Raden Soeryo tercenung. Ditatapnya tubuh Juliana yang berlari memasuki gedung de Harmonie lalu tertunduk lesu ketika bayangan gadis itu tidak lagi tertangkap matanya. 

Entah berapa lama ia menghabiskan waktu di kursi. Raden Soeryo hanya diam menatap langit sembari mengunyah bitterballen atau meneguk teh yang semakin dingin. Lalu, sesekali ia meraih buku dan mencoba membacanya meski konsentrasinya telah buyar. Alih-alih mengeja huruf, ia justru selalu terbayang wajah Juliana. 

Raden Soeryo sengaja bertahan karena setelah ini, ia tidak akan pernah lagi menginjakkan kaki di de Harmonie. Biarlah semua usai sampai di sini. Juliana boleh saja bersumpah akan menunggunya, tetapi kalau takdir memutuskan mereka tidak bersatu, ia bisa apa? Bagaimanapun juga hidup harus terus berlanjut dan benar kata Haji Said, jangan sampai pikirannya tersita pada masalah ini. Semua sudah berakhir meski rasanya seperti ingin mati saja. 

“Sendirian saja, Soeryo?” 

Sapaan hangat dan tepukan lembut di bahu Raden Soeryo menarik lelaki itu dari amukan badai. Seketika Raden Soeryo mengangkat kepala hingga dilihatnya Albert telah berdiri di samping meja. “Iya, Tuan.” Ia membalas senyum Albert.  

“Aku pikir tadi salah lihat. Ternyata memang kau yang duduk di sini.” Albert menggantikan posisi Juliana. “Menunggu seseorang?” 

“Tidak. Eh, maksud saya iya, tapi kami sudah bertemu tadi.” 

Albert mengangguk lalu mengambil sepotong spekkoek. 

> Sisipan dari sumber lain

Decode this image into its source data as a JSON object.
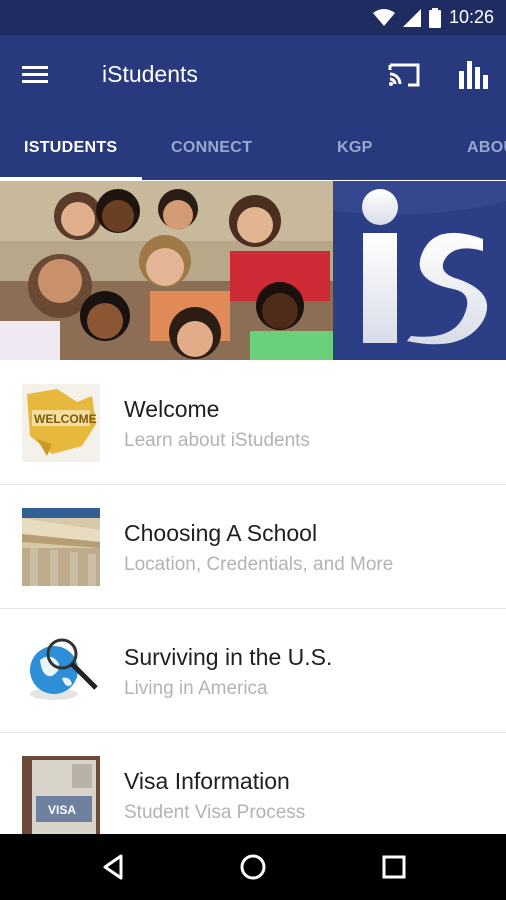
{
  "status_bar": {
    "time": "10:26",
    "icons": [
      "wifi-icon",
      "signal-icon",
      "battery-icon"
    ]
  },
  "app_bar": {
    "title": "iStudents",
    "icons": [
      "menu-icon",
      "cast-icon",
      "bar-chart-icon"
    ]
  },
  "tabs": [
    {
      "label": "ISTUDENTS",
      "active": true
    },
    {
      "label": "CONNECT",
      "active": false
    },
    {
      "label": "KGP",
      "active": false
    },
    {
      "label": "ABOUT",
      "active": false
    }
  ],
  "hero": {
    "logo_text": "is"
  },
  "list": [
    {
      "title": "Welcome",
      "subtitle": "Learn about iStudents",
      "thumb": "welcome-icon"
    },
    {
      "title": "Choosing A School",
      "subtitle": "Location, Credentials, and More",
      "thumb": "university-icon"
    },
    {
      "title": "Surviving in the U.S.",
      "subtitle": "Living in America",
      "thumb": "globe-magnifier-icon"
    },
    {
      "title": "Visa Information",
      "subtitle": "Student Visa Process",
      "thumb": "visa-icon"
    }
  ],
  "nav_bar": {
    "icons": [
      "back-icon",
      "home-icon",
      "recents-icon"
    ]
  },
  "colors": {
    "status_bar": "#1e2c62",
    "app_bar": "#283a7d",
    "tab_inactive": "#9aa6cf",
    "subtitle": "#b3b3b3"
  }
}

“Kapan Tuan datang?” Raden Soeryo meletakkan buku di atas meja. 

“Tadi siang.” Albert melambaikan tangan pada pelayan dan meminta anggur. “Ngomong-ngomong, apa kau sudah baca undanganku tempo hari?” 

“Sudah, Tuan.” 

“Bisa datang?”

Raden Soeryo terdiam sejenak, mencoba mengingat waktu yang tertera pada undangan Albert. “Insyaallah, Tuan.” 

Kedua sudut bibir Albert terangkat. “Kau harus datang. Kau harus tahu kalau sebagian bangsa kulit putih tidak menyukai perbedaan manusia hanya karena warna kulit dan bangsanya.” 

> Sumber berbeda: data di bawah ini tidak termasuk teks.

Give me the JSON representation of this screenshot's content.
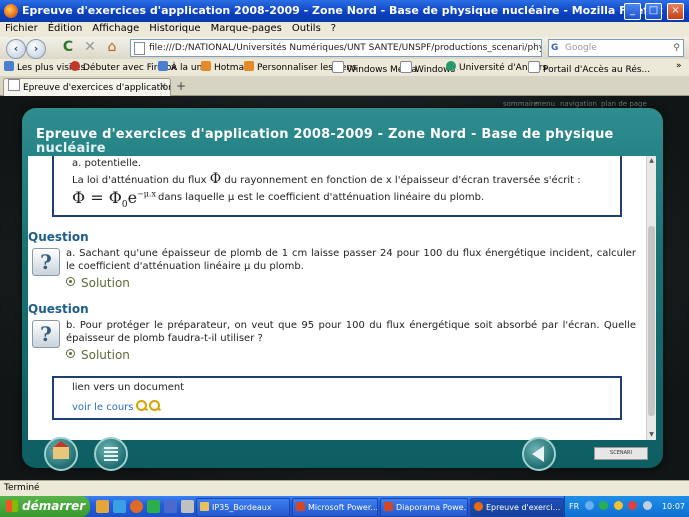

Raden Soeryo menandaskan isi cangkirnya. “Hanya sebagian kecil,” batinnya rusuh. Kenyataannya jauh panggang dari api.

“Dan kau harus tahu kalau seharusnya di dunia ini sama rasa sama rata. Tidak perlu ada kaum ningrat, golongan kaya, golongan miskin, rakyat. Semua sama.” Kedua mata Albert bersinar-sinar. Ia berbicara seolah tengah berpidato di depan banyak orang hingga kedatangan pelayan menghentikan ucapannya. 

Raden Soeryo tersenyum getir. “Tapi, dunia ini sudah ditakdirkan diisi manusia dengan kedudukan berbeda, Tuan. Kita tidak bisa menolaknya.” 

Bibir Albert menempel di gelas berkaki di tangannya. Lalu, perlahan cairan merah gelap itu beralih ke mulut. “Kita harus melawan, Soeryo. Apa kamu mau selamanya jadi kaki bangsa kulit putih? Apa kamu mau selamanya pribumi dihinakan?”  

“Seharusnya Tuan mengatakan hal itu pada bangsa kulit putih. Bukankah bangsa Tuan yang selama ini menganggap kami alas kaki?” Nada suara Raden Soeryo sedikit meninggi. Jika sesama pribumi yang mengatakan, tentu ia akan segera menyambut dan berada dalam satu barisan. 

“Untuk itulah aku dan teman-teman berkumpul. Apa kau pernah melihatku dan keluargaku merendahkan pribumi? Kau tahu kalau kami berdiri sama tinggi denganmu.” 

Helaan napas Raden Soeryo terasa berat. Kedua matanya menatap lekat Albert.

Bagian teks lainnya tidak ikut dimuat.